A hybrid between Helleborus niger and H. orientalis has recently been announced - and this time it really does sound like the real thing. A hybrid between these two species has been claimed before, there even used to be a plant at Kew behind a label which claimed it was such a hybrid. But no. Not until now.
It's called ‘Walberton's Rosemary' and I confess I would have been suspicious if I hadn't known who raised it. But it comes from the highly respected plant breeder David Tristram - whose father was instrumental in the creation of the legendary Helleborus niger ‘Potter's Wheel'.
This is what he told me:
"I've tried for years (rather as one buys lottery tickets!) crossing H. niger x H. orientalis both ways, using both white spotted and red orientalis selections (of my own) crossed with ‘Potters Wheel' selections that I'd worked on for many years. I was looking, of course, for large well presented uprightish flowers. I never got any joy until suddenly in 2000 this one came up which is quite unique in my experience. I don't think I did anything unusual. Naturally I've been trying again to produce other ones but without any more such luck."
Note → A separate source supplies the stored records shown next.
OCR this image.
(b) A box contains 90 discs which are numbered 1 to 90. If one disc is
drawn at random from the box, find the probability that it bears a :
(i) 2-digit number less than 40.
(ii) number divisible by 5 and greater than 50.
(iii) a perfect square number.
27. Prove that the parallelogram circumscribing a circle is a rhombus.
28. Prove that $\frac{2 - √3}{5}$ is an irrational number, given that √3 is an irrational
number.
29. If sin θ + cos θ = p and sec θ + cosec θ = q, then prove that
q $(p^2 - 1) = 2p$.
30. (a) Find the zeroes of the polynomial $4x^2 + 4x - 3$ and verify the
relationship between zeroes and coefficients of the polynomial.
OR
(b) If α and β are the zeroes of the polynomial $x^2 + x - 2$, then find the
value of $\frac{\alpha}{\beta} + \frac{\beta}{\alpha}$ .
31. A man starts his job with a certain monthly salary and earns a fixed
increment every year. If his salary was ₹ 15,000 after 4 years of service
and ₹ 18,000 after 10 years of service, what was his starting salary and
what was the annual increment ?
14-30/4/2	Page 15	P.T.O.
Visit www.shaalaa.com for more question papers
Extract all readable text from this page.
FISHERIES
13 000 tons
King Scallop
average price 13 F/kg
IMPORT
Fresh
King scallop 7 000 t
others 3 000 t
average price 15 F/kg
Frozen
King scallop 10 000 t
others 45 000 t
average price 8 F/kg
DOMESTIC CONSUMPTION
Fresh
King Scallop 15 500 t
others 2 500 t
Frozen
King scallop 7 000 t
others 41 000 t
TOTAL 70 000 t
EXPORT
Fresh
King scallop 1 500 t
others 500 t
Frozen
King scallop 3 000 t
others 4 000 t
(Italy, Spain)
So what convinced him that this really is a cross between the two species?
"The two reasons for my claim that it really IS H. niger x H. orientalis this time are: (1) that that is what I was trying to do; and, more importantly, (2) that it seems to me to be intermediate in virtually all its leaf and flower characteristics, except of course for its enormous flower production and complete sterility in which it differs from either parent."
As you can see from the pictures (click on each to enlarge it), the pink flowers are gorgeous. opening pink on the backs and paler inside then fading to rich rose pink inside and out. It's obvious from the picture how prolific this is.
Helleborus ‘Walberton's Rosemary' will available in good garden centres across the country in January and February 2009.
PS OK... to be fair... a white-flowered hybrid between these two species occurred by chance in Japan in the late 1990s. It's called ‘Snow Queen' and although it's available in the USA, it has not been available here. And certainly not from garden centres.